Sonntag
06.08
Ich
vertrödel den Morgen fast komplett. Irgendwie habe ich den
Wetterbericht nicht ganz richtig interpretiert und mir wenig Gedanken
um die Karte gemacht. Plötzlich stelle ich fest, dass es an der
Südseite der Insel eigentlich keine Häfen gibt. Dort ist Arnager
beim Flughafen, ein winziger Hafen. Ich bin mir nicht mal sicher ob
ich rein gepasst hätte mit 1,2m Tiefgang und außerdem liegt das
fast in Sichtweite von Rønne. Was die Südseite in meinen Augen
zusätzlich unattraktiv macht ist der Militärstützpunkt, nebst
Sperr- und Schießgebieten auf dem Wasser. Obwohl ich die Regeln
kenne bleibt immer eine Restunsicherheit ob ich durch diese oder jene
Zone durchsegeln darf. Hat man ja auf dem Weg hier her gemerkt mit
der Caoution area bei den Windmühlen.
Der
Wind steht günstig auf West für eine Überfahrt nach Polen – aber
das ist weit! Fast 70sm bis Kolberg oder Dziwnow wenn ich etwas nach
Westen steuern kann. Ich versuche lieber nach Arnager oder Rønne zu
Kreuzen und wenn es geht noch weiter nach Norden zurück nach Hasle.
Im Grunde unter zwanzig Meilen, wenn ich Kreuze vielleicht 30, bis
Hasle dann 40. OK, los!
Der
Wind ist nicht so stark wie Gestern, dafür aber leider sehr böig.

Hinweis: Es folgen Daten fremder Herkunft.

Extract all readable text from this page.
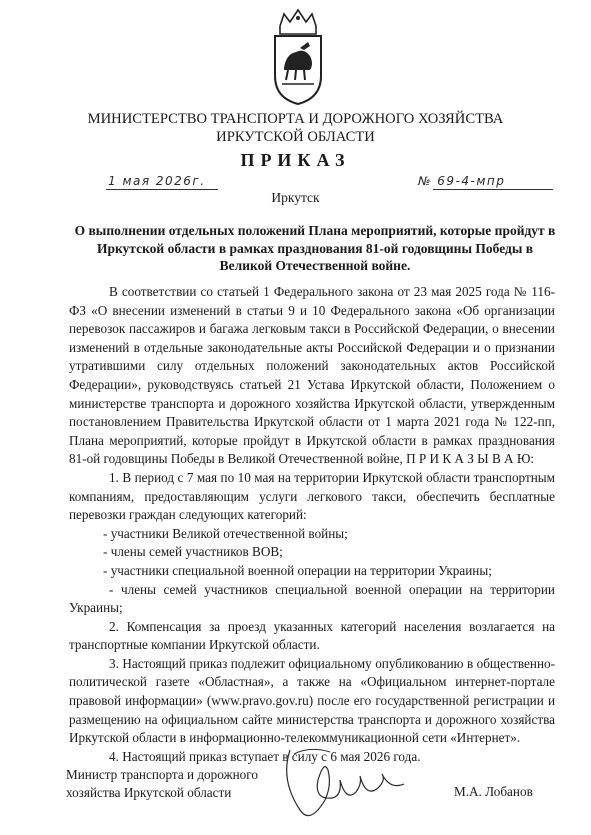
МИНИСТЕРСТВО ТРАНСПОРТА И ДОРОЖНОГО ХОЗЯЙСТВА
ИРКУТСКОЙ ОБЛАСТИ
ПРИКАЗ
1 мая 2026г.	№ 69-4-мпр
Иркутск
О выполнении отдельных положений Плана мероприятий, которые пройдут в Иркутской области в рамках празднования 81-ой годовщины Победы в Великой Отечественной войне.

В соответствии со статьей 1 Федерального закона от 23 мая 2025 года № 116-ФЗ «О внесении изменений в статьи 9 и 10 Федерального закона «Об организации перевозок пассажиров и багажа легковым такси в Российской Федерации, о внесении изменений в отдельные законодательные акты Российской Федерации и о признании утратившими силу отдельных положений законодательных актов Российской Федерации», руководствуясь статьей 21 Устава Иркутской области, Положением о министерстве транспорта и дорожного хозяйства Иркутской области, утвержденным постановлением Правительства Иркутской области от 1 марта 2021 года № 122-пп, Плана мероприятий, которые пройдут в Иркутской области в рамках празднования 81-ой годовщины Победы в Великой Отечественной войне, П Р И К А З Ы В А Ю:

1. В период с 7 мая по 10 мая на территории Иркутской области транспортным компаниям, предоставляющим услуги легкового такси, обеспечить бесплатные перевозки граждан следующих категорий:

- участники Великой отечественной войны;

- члены семей участников ВОВ;

- участники специальной военной операции на территории Украины;

- члены семей участников специальной военной операции на территории Украины;

2. Компенсация за проезд указанных категорий населения возлагается на транспортные компании Иркутской области.

3. Настоящий приказ подлежит официальному опубликованию в общественно-политической газете «Областная», а также на «Официальном интернет-портале правовой информации» (www.pravo.gov.ru) после его государственной регистрации и размещению на официальном сайте министерства транспорта и дорожного хозяйства Иркутской области в информационно-телекоммуникационной сети «Интернет».

4. Настоящий приказ вступает в силу с 6 мая 2026 года.

Министр транспорта и дорожного
хозяйства Иркутской области	М.А. Лобанов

Die Windfahne kommt damit nicht gut zurecht und wir verlieren immer
einiges an Geschwindigkeit und unseren Kurs wenn uns eine Böe packt
und die Illub anluvt (in den Wind lenkt). Also steuere ich viel
selber und nutze die WF nur um mich mit Essen usw. zu versorgen. Um
12:00h ist die Südspitze der Insel erreicht und und wir verlassen
die Landabdeckung. Innerhalb von zehn Minuten steigern sich Wind und
vor allem Wellen deutlich. Ich bin mir sicher längst in der
vorhergesagten 2m Zone zu sein. Wenn nicht sogar mehr. Man hat das
Gefühl durch ein Gebirge zu fahren. Ich war vorher schon nass und
jetzt muss ich den Niedergang dicht machen, nachdem zwei besondere
Wellen Lieterweise Gischt und Wasser unter Deck gespült haben. Ich
finde es ungemütlich, aufregend und bin wieder mal ganz angetan
davon wie meine Illub auch diese Bedingungen meistert. So muss es auf
hoher See sein! Wenn man von Bornholm absieht ist das nächste Land
mindestens 100km weit entfernt und die Wellen haben lange Zeit sich
aufzutürmen und in Wallung zu kommen. Tun sie auch.
Ich
habe mir einen Wegpunkt ausgemessen und Wendewinkel überlegt um
heute um die Insel herum zu kommen. Irgendwann ist meine Geduld am
Ende und ich meinte auch den Wendepunkt erreicht zu haben, da fahre ich meine
Wende. Leider mit super enttäuschendem Ergebnis. Ich komme im Grunde
kaum vorwärts. Ich muss mehr als 3 Meilen Segeln um etwas weniger
als 1 Meile in meine gewünschte Richtung Westen zu kommen. Ich
möchte gerne 15 Meilen nach Westen, das heißt also 45 Meilsen
Kreuzen bei einer Geschwindigkeit von ca. 5 Knoten ergibt das eine Fahrzeit von
9 Stunden. Das alles gegen 5-6 Windstärke mit 2m Wellen gegen an.
...ich
drehe doch lieber um und versuche mein Glück an der Nordspitze der
Insel. Schön ist ja, dass man bei viel Wind auch schnell fährt. Am
Ende wird mir der Tag aber doch ganz schön lang. Die, bei Westwind
einsetzende, Strömung am Nordkap habe ich natürlich nicht
mitbedacht und abgesehen davon komme ich erst gar nicht in die Nähe.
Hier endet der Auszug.